Le rôle du médiateur de la coopération agricole
Xavier Remongin / agriculture.gouv.fr

Gilles Vanackere, ingénieur général des ponts, des eaux et des forêts, a été nommé médiateur de la coopération agricole le 15 décembre 2020 pour une durée de trois ans, renouvelable une fois. Sa nomination, par décret et après avis du Haut conseil de la coopération agricole, est intervenue dans le cadre de la loi Egalim et de l'Ordonnance du 24 avril 2019 relative à la coopération agricole. En raison des nombreuses attributions de ce poste, le médiateur représente un acteur clef de la coopération agricole.

Quel est le périmètre d’actions du médiateur ?

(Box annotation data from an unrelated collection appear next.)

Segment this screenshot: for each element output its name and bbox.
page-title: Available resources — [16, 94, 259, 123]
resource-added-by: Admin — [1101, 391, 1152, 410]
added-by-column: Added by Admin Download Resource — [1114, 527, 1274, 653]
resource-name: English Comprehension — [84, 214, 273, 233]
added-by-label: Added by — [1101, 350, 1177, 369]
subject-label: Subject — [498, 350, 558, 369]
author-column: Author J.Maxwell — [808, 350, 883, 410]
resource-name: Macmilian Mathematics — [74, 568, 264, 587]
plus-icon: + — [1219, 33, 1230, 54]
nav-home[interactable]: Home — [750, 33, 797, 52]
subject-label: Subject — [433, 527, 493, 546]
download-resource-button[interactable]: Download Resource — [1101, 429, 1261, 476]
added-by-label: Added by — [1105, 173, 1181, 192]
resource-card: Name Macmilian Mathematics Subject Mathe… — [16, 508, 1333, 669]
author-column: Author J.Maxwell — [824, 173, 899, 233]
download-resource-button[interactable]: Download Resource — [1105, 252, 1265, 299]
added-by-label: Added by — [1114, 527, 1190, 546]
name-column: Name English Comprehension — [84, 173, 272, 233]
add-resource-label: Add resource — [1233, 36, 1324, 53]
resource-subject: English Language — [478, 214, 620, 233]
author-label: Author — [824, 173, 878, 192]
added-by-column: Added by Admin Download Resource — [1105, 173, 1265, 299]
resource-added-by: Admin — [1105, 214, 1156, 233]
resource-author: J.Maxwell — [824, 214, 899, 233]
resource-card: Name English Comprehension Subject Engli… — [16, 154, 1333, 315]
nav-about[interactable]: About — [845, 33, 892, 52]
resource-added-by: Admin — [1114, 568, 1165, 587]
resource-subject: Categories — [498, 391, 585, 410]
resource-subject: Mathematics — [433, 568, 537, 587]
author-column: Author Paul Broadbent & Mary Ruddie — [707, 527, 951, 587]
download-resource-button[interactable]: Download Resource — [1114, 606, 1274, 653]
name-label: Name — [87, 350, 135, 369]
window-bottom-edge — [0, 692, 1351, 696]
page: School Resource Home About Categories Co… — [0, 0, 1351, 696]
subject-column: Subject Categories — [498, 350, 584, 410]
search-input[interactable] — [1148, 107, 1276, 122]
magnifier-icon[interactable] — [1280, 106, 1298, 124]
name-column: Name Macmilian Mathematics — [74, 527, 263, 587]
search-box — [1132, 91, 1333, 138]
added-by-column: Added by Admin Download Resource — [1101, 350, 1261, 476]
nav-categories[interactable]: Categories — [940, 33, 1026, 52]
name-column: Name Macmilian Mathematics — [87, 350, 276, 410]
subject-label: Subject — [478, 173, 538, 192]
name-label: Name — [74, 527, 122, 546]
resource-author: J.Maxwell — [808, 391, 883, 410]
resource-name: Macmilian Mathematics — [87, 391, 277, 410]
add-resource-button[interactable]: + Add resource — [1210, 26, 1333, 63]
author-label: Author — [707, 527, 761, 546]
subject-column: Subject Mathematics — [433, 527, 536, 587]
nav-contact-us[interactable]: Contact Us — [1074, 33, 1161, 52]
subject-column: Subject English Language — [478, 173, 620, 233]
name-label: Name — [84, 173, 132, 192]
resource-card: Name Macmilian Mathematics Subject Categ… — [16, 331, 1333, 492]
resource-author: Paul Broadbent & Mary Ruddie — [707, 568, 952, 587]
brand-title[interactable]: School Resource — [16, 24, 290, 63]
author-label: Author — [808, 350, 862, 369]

Le médiateur de la coopération agricole peut être saisi par un associé coopérateur, une coopérative agricole, le Haut conseil de la coopération agricole (HCCA) ou encore par le ministre de l'Agriculture et de l’Alimentation. Il est compétent sur les litiges relatifs aux relations entre un associé coopérateur et la coopérative agricole à laquelle celui-ci adhère, mais aussi entre coopératives agricoles ou entre une coopérative agricole et une union, voire entre unions.

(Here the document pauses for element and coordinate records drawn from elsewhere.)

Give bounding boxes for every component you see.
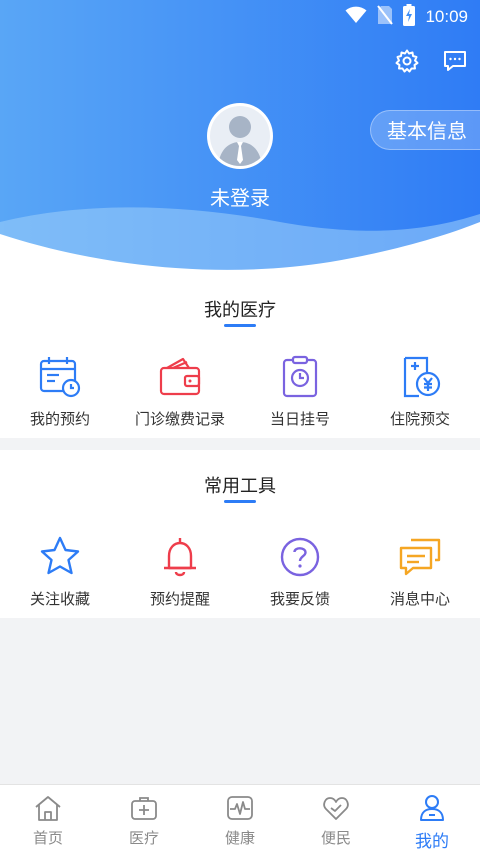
battery-charging-icon [403, 4, 416, 30]
grid-label: 住院预交 [389, 410, 450, 428]
title-underline [224, 324, 256, 327]
clipboard-clock-icon [277, 354, 323, 400]
bottom-tabbar: 首页 医疗 健康 便民 我的 [0, 784, 480, 853]
status-time: 10:09 [425, 7, 468, 26]
calendar-clock-icon [37, 354, 83, 400]
grid-label: 当日挂号 [269, 410, 330, 428]
home-icon [33, 793, 63, 823]
inpatient-deposit-item[interactable]: 住院预交 [360, 354, 480, 429]
profile-header: 10:09 未登录 基本信息 [0, 0, 480, 272]
star-icon [37, 534, 83, 580]
basic-info-button[interactable]: 基本信息 [370, 110, 480, 150]
appointment-reminder-item[interactable]: 预约提醒 [120, 534, 240, 609]
tab-mine[interactable]: 我的 [384, 785, 480, 853]
tab-label: 医疗 [128, 829, 159, 847]
tab-label: 健康 [224, 829, 255, 847]
medical-kit-icon [129, 793, 159, 823]
document-yuan-icon [397, 354, 443, 400]
tab-label: 便民 [320, 829, 351, 847]
tab-health[interactable]: 健康 [192, 785, 288, 853]
tab-home[interactable]: 首页 [0, 785, 96, 853]
question-icon [277, 534, 323, 580]
messages-icon [397, 534, 443, 580]
message-center-item[interactable]: 消息中心 [360, 534, 480, 609]
grid-label: 消息中心 [389, 590, 450, 608]
favorites-item[interactable]: 关注收藏 [0, 534, 120, 609]
my-appointments-item[interactable]: 我的预约 [0, 354, 120, 429]
heart-hand-icon [321, 793, 351, 823]
title-underline [224, 500, 256, 503]
section-title: 常用工具 [204, 476, 276, 497]
section-title: 我的医疗 [204, 300, 276, 321]
grid-label: 预约提醒 [149, 590, 210, 608]
outpatient-payment-item[interactable]: 门诊缴费记录 [120, 354, 240, 429]
tab-label: 我的 [415, 832, 449, 852]
wallet-icon [157, 354, 203, 400]
gear-icon[interactable] [394, 48, 420, 74]
tab-medical[interactable]: 医疗 [96, 785, 192, 853]
avatar[interactable] [207, 103, 273, 169]
no-sim-icon [377, 5, 394, 29]
feedback-item[interactable]: 我要反馈 [240, 534, 360, 609]
status-bar: 10:09 [0, 0, 480, 32]
bell-icon [157, 534, 203, 580]
heartbeat-icon [225, 793, 255, 823]
grid-label: 关注收藏 [29, 590, 90, 608]
grid-label: 我要反馈 [269, 590, 330, 608]
common-tools-section: 常用工具 关注收藏 预约提醒 我要反馈 消息中心 [0, 450, 480, 618]
wifi-icon [345, 6, 367, 28]
my-medical-section: 我的医疗 我的预约 门诊缴费记录 当日挂号 住院预交 [0, 272, 480, 438]
user-icon [417, 793, 447, 823]
tab-services[interactable]: 便民 [288, 785, 384, 853]
same-day-registration-item[interactable]: 当日挂号 [240, 354, 360, 429]
tab-label: 首页 [32, 829, 63, 847]
login-status[interactable]: 未登录 [0, 182, 480, 211]
grid-label: 我的预约 [29, 410, 90, 428]
chat-icon[interactable] [442, 48, 468, 74]
grid-label: 门诊缴费记录 [134, 410, 225, 428]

Le médiateur de la coopération agricole travaille en lien avec le médiateur des relations commerciales agricoles lorsque les litiges portent sur des aspects des contrats d'apport relatifs aux prix ou aux volumes, ou portent sur les indemnités dues par un associé coopérateur quittant sa coopérative avant le terme de son engagement. Le médiateur des relations commerciales agricoles instruit alors ces litiges et transmet son avis au médiateur de la coopération agricole qui effectue sa médiation.

Le médiateur de la coopération agricole peut saisir le HCCA de toute clause de règlement intérieur ou de toute pratique liée à ces clauses ou à celles des statuts des coopératives ou des unions qu'il estime non conformes aux principes et aux règles de la coopération pour permettre au HCCA, le cas échéant, de demander la mise en œuvre d'une révision.

Mieux comprendre l’importance de la médiation

Le recours à la médiation est une démarche volontaire, non obligatoire, qui a pour avantages d’être confidentielle, rapide, impartiale et non coercitive.

La procédure de médiation s’effectue en quatre étapes :

1. Le dépôt auprès du médiateur du formulaire de demande d'une procédure de médiation qui suppose l'acceptation de la charte de la médiation de la coopération agricole, ainsi que toutes les pièces utiles à la constitution du dossier ;

2. L’accord de la partie adverse, recueilli par le médiateur (la procédure prenant fin en cas de refus) ;

3. En cas d’acceptation, l’examen du dossier, notamment au travers d’échanges entre les parties ;

4. La validation d'une solution, portée par le médiateur et acceptée de la part des parties à la médiation. La procédure prend fin si aucun accord n’est trouvé. En cas d’accord partiel ou intégral, les parties rédigent une transaction (contrat actant les négociations validées, les concessions réciproques, et la renonciation aux recours judiciaires sur les difficultés résolues). Ces documents peuvent devenir exécutoires après homologation par un juge au Tribunal administratif.

Afin de recourir à une médiation, consultez la documentation, mise à disposition par le médiateur de la coopération agricole sur le site du HCCA.

 

Actualité :

Le HCCA a récemment élaboré un guide de gouvernance des entreprises coopératives agricoles. Prévu par l'ordonnance du 24 avril 2019 relative à la coopération agricole, ce guide permet de formaliser les meilleures pratiques existantes dans l’objectif de leur donner de la visibilité et de les déployer le plus largement possible. Il contribue ainsi au renforcement du modèle coopératif, dans la continuité de l’esprit des États généraux de l'alimentation (EGA).